Opinión

Fiesta nacional por el fin de la esclavitud

photo_camera Sheila Jackson Lee

Hace ahora 156 años que el estado de Texas liberaba a los últimos esclavos, dos años después de que el presidente Abraham Lincoln decretara la Proclamación de Emancipación, el 1 de enero de 1863. No dejaba de resultar chocante que un hito tan decisivo en la historia de Estados Unidos no fuera conmemorado como tal a nivel nacional. Ahora el Congreso norteamericano acaba de aprobar por aplastante mayoría -415 votos a favor frente a 14 en contra- que el Juneteenth (contracción en inglés de junio y 19), sea fiesta en todo el país, tan pronto como la ley sea sancionada por el presidente Joe Biden.

Ha sido un debate rápido y sin apenas polémica, fruto sin duda de la marea desencadenada a raíz del asesinato, en mayo de 2020, en Minneapolis del afroamericano George Floyd, asfixiado durante nueve interminables minutos por la rodilla de un policía blanco, Dereck Chauvin, condenado ya a permanecer entre rejas prácticamente el resto de su vida. 

Aquella decisión de Lincoln, inicialmente contrario al abolicionismo, tuvo sobre todo un carácter estratégico militar, ya que en la Guerra de Secesión americana (1861-1865), la liberación de los esclavos negros significaba casi automáticamente la integración de los emancipados en el Ejército de la Unión. De hecho, fueron más de 200.000 los esclavos liberados los que cambiaron sus cadenas por las armas, contribuyendo así a la victoria final de la Unión sobre la Confederación de los Estados del Sur. En este territorio la esclavitud permaneció incólume durante toda la guerra, hasta la rendición del general confederado Robert Lee el 9 de abril de 1865. No obstante, y debido a las grandes distancias y a los medios de comunicación de entonces, aquella noticia no llegó a la ciudad texana de Galveston hasta el 19 de junio, ese Juneteenth que en adelante conmemorará en todo Estados Unidos el fin oficial de la esclavitud. 

Una larga lucha de discriminación, injusticia e impunidad

La historia posterior a aquel día de 1865 no trocó radicalmente la suerte de la población negra, que aún sufriría largos años de segregación, discriminación, persecución y linchamientos impunes en los vencidos estados sureños. El apartheid se impondría en todos los territorios agrícolas mientras en el norte del país, aunque en menor medida, tampoco desaparecerían las discriminaciones sociales hasta la segunda mitad del siglo XX, y tras una larga y sangrienta lucha en pos de la igualdad de los derechos civiles. 
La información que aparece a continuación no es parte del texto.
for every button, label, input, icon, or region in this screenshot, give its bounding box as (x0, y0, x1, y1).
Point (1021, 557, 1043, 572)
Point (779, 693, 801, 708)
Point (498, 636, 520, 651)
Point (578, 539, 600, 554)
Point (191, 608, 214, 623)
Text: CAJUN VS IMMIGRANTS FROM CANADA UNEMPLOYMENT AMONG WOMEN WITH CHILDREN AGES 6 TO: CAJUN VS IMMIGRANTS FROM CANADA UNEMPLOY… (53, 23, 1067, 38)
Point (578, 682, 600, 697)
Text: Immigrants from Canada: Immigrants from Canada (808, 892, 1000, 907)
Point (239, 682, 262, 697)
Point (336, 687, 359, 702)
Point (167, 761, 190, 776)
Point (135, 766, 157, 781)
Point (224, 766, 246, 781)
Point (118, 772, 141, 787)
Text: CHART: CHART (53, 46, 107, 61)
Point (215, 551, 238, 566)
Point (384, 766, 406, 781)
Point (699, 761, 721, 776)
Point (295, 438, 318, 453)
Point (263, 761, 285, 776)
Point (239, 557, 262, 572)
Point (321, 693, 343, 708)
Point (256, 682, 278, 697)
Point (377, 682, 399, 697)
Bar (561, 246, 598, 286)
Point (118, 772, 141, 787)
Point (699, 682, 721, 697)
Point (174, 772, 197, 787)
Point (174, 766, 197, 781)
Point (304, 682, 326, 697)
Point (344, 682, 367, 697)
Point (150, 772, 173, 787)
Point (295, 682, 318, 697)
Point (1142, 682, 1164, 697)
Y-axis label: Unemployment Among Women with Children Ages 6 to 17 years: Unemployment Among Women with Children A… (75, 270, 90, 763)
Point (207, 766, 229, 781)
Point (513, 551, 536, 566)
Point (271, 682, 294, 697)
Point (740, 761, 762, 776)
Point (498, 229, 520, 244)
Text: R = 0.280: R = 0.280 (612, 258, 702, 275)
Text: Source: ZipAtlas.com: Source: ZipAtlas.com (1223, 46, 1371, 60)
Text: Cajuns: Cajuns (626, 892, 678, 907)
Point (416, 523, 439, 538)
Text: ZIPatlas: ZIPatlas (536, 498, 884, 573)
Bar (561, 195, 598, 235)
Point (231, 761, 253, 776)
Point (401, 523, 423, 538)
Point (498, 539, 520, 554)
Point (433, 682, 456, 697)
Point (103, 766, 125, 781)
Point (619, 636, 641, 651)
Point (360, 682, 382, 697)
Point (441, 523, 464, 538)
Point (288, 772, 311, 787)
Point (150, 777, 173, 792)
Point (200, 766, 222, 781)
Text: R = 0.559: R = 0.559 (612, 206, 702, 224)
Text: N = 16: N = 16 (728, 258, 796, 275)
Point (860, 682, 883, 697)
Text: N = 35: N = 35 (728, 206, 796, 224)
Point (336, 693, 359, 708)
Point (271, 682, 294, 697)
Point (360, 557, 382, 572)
Aquella lucha, encabezada por figuras tan relevantes como el pastor Martin Luther King, daría sus frutos bajo la presidencia de Lyndon B. Johnson, sucesor del asesinado John F. Kennedy. Sin embargo, los usos y costumbres de la Administración, y especialmente entre los funcionarios de los cuerpos policiales, permanecieron prácticamente inalterados, con una aplicación práctica de la ley que convertía por principio en sospechosos, y más que presuntos culpables, a todos los negros, seguidos después por los hispanos. 

Todo ello es lo que ha emergido tras el asesinato de Floyd y explotado como “racismo sistémico”, recogido así por la historiadora Elizabeth Hinton en su ensayo America on Fire (Ed. Liveright, 2021), en el que narra el fracaso del presidente Barack Obama en pasar definitivamente página a ese apartheid moral, económico y social. Los cuatro años en la Casa Blanca de Donald Trump han supuesto de hecho una explosión descarada del denominado supremacismo blanco, una suerte de revancha por la derrota en la Guerra de Secesión y la consiguiente abolición de la principal seña distintiva de la muy próspera agricultura sudista: el trabajo forzado por afroamericanos, condenados a permanecer uncidos para siempre, ellos y sus descendientes, a una tierra que no poseían. 

De todo ello ha hablado la diputada demócrata negra Sheila Jackson Lee al presentar la nueva ley aprobada por el Congreso. Delante de la foto antigua de un hombre negro con la espalda lacerada por los latigazos, la diputada ha calificado de “un gran día para la libertad” esta nueva ley federal. Los republicanos también se han unido a la marea, de manera que diputados como John Cornyn se han sumado al voto favorable tras entonar una suerte de mea culpa: “Reconocer y aprender de los errores del pasado es esencial para avanzar”. Ambos diputados representan precisamente a Texas. 

Mientras, la presidenta de la Cámara, la veteranísima Nancy Pelosi, resumía el hito con brevedad y contundencia: “El 19 de junio nos recuerda una historia repleta de brutalidad e injusticia, y nos llama a la responsabilidad de construir un futuro de progreso para todos, que honre el ideal de igualdad de los Estados Unidos”.